Determining the effects of chromatin-derived signals on dynein motor function during mitosis
presentationposted on 07.08.2014, 00:00 by Alice Reynolds
In order to segregate chromosomes accurately during division, a cell must first assemble a bipolar mitotic spindle. This process is regulated in part by chromatin-mediated signaling cues that affect microtubule dynamics and microtubule motor function. The best characterized and arguably most important chromosome-mediated signaling pathway involves the small GTPase Ran and the nuclear receptor protein importin β (the Ran pathway). In these experiments we tested the hypothesis that the Ran pathway regulates the function of cytoplasmic dynein, a microtubule motor protein known to be critical for bipolar spindle assembly. We first investigated the possible interaction between importin β and dynein by adding recombinant, His-tagged importin β to mitotic cell-free extracts derived from Xenopus eggs.
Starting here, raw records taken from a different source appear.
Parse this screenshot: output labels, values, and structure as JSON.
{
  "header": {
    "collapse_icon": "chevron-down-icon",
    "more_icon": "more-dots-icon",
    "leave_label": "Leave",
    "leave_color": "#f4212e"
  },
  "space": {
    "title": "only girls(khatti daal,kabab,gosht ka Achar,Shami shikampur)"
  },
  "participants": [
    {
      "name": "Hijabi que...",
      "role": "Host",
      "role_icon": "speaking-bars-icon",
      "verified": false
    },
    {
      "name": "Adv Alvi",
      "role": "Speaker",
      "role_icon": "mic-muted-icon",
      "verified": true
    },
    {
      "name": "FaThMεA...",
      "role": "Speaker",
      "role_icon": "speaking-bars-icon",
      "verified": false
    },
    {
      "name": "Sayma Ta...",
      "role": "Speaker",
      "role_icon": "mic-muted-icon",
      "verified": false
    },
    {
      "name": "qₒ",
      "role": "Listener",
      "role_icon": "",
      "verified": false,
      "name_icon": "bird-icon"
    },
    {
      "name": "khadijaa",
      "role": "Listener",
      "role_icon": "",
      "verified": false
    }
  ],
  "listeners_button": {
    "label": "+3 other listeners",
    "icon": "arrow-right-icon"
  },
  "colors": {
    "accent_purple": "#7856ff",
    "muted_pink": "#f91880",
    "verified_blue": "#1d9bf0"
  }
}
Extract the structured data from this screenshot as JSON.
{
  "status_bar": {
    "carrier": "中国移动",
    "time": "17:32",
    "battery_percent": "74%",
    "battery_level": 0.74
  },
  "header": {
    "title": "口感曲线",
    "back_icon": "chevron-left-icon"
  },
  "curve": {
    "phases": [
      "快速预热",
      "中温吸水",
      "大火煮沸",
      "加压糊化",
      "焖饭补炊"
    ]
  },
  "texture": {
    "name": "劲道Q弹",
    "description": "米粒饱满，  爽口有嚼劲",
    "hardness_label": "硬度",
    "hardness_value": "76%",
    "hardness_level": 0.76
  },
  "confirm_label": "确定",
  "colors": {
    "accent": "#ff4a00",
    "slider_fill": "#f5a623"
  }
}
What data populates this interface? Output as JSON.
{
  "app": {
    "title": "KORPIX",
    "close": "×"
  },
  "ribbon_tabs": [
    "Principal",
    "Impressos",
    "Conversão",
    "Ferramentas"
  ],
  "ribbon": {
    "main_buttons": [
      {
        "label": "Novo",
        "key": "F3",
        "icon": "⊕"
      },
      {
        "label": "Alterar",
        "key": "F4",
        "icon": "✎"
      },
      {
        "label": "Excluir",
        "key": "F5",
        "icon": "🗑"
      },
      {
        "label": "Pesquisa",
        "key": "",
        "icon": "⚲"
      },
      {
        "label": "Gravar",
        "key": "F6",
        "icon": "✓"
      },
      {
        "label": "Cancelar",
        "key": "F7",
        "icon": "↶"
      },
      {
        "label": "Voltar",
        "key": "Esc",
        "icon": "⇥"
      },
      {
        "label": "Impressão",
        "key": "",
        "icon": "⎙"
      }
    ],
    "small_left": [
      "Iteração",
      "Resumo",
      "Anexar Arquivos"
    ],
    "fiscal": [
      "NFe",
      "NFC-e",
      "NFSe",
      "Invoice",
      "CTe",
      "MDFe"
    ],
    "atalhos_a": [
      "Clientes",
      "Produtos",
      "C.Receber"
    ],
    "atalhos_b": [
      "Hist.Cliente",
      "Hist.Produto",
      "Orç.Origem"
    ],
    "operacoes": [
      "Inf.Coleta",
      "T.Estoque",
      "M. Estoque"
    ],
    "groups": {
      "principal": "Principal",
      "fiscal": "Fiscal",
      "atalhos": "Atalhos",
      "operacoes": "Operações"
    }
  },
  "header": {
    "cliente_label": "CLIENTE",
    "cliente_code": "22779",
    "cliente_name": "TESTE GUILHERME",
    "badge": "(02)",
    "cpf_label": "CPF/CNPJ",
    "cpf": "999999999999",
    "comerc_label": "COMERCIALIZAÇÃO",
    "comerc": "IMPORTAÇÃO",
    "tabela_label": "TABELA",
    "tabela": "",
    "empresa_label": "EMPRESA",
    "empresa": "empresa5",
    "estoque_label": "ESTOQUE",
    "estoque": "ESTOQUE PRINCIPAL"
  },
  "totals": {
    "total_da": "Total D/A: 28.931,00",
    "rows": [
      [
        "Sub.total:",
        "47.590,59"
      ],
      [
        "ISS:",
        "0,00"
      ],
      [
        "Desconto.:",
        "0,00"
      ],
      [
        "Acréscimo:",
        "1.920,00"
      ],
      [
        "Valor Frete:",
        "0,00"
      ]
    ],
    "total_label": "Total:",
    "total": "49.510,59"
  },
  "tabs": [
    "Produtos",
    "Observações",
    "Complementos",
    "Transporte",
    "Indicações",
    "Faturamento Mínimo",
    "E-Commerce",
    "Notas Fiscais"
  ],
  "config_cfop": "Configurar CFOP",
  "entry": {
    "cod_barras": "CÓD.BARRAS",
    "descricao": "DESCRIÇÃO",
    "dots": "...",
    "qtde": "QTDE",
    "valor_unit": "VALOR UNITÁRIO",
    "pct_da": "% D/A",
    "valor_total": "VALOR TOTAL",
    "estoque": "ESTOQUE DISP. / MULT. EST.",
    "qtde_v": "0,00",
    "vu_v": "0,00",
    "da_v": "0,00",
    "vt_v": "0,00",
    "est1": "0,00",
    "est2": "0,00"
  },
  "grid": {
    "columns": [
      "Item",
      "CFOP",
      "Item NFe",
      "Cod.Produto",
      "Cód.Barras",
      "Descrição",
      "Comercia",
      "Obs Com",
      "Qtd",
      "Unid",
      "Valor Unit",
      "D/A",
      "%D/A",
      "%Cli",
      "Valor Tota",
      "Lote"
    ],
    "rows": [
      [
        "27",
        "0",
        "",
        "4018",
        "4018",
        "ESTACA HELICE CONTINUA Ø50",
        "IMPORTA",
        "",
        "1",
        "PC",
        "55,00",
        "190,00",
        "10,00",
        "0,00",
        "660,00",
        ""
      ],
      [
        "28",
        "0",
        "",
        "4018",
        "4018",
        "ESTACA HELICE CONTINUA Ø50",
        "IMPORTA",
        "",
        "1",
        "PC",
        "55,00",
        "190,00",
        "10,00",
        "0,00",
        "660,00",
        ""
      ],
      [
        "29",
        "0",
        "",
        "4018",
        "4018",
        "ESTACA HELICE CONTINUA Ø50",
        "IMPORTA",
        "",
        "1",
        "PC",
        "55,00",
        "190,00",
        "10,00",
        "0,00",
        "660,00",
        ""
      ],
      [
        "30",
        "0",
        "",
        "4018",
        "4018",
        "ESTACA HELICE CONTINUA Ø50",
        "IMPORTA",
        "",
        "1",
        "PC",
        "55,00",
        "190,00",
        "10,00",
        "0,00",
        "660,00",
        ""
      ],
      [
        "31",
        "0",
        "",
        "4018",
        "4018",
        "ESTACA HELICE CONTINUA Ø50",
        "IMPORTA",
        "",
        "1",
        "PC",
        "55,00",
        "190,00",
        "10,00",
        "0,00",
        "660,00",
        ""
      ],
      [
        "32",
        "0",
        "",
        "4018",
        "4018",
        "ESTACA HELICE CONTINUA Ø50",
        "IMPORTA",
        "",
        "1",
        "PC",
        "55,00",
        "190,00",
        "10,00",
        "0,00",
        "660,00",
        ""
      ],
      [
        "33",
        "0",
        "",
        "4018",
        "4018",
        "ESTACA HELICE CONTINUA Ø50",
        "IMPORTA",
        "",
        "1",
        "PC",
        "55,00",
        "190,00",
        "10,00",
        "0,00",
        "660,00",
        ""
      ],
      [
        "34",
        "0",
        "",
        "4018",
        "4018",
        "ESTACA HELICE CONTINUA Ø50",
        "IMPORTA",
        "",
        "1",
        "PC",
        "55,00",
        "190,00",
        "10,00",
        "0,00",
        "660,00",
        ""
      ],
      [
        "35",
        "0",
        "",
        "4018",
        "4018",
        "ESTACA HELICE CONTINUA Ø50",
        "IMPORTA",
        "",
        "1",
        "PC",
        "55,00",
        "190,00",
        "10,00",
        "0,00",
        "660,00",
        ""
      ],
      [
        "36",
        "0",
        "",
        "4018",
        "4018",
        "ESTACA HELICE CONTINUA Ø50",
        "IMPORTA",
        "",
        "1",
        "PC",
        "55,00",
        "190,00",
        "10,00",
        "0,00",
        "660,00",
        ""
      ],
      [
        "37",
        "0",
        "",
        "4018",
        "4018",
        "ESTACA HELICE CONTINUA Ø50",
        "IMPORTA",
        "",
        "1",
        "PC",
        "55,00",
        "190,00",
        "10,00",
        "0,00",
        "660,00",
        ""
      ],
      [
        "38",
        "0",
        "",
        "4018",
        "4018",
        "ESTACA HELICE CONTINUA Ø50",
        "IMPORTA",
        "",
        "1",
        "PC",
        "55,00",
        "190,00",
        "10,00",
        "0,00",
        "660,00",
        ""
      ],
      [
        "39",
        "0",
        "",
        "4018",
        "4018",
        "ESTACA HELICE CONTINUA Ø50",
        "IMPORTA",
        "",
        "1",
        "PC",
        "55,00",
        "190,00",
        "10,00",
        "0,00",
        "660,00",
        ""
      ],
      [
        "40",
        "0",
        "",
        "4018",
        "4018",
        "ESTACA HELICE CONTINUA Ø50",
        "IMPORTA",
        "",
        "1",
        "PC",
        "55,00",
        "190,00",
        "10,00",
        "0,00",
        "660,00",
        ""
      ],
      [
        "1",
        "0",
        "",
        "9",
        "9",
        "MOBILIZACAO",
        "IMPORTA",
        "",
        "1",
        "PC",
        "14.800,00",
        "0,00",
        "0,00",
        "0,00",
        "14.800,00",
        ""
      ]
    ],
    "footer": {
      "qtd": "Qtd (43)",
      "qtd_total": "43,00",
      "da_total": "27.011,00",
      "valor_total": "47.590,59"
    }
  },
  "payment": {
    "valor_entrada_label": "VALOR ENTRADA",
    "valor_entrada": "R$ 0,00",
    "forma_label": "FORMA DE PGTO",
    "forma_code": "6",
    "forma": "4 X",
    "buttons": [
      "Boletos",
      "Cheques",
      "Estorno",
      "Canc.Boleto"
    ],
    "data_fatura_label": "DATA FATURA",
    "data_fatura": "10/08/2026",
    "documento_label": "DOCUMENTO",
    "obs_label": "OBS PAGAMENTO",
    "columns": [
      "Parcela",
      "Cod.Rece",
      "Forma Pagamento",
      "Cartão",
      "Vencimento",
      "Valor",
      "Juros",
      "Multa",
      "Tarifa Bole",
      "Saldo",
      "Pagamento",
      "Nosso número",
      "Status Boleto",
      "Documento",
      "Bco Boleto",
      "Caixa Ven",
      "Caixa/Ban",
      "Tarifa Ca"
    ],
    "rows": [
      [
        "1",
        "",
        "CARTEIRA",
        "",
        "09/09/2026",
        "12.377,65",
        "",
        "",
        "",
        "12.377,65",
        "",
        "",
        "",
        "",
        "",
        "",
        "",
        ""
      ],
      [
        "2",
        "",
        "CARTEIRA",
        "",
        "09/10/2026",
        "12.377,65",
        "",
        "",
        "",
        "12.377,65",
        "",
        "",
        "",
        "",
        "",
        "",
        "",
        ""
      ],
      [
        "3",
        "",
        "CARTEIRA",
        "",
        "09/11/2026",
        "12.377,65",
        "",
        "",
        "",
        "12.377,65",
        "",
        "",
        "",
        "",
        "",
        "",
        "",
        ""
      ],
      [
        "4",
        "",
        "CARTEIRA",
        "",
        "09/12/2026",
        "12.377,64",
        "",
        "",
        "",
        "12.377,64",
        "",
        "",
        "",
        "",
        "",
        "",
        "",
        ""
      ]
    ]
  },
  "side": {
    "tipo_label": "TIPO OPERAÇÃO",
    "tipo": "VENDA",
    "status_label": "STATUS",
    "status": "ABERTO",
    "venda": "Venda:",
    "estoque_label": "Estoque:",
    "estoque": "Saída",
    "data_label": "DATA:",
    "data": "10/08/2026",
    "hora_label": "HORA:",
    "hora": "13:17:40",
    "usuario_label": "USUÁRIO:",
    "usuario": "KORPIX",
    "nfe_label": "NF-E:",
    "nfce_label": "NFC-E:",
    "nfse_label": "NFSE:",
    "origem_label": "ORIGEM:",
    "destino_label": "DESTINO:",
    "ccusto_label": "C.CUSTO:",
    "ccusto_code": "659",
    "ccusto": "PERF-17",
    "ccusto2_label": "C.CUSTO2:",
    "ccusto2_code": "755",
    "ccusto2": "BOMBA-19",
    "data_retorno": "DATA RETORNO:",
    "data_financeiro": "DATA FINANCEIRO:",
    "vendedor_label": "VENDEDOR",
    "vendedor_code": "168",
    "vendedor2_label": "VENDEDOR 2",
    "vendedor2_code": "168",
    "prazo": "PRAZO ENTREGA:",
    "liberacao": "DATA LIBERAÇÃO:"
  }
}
Ni-NTA agarose magnetic beads were then used to separate importin β and associated proteins from the rest of the extract. Western analysis confirmed the presence of dynein in the eluted fraction, suggesting that importin β interacts either directly with dynein or indirectly via dynein-associated proteins. Although more studies are needed to determine whether activation of the Ran pathway affects this interaction and/or dynein motor function, our preliminary data are the first to indicate a mitotic link between the Ran pathway and dynein.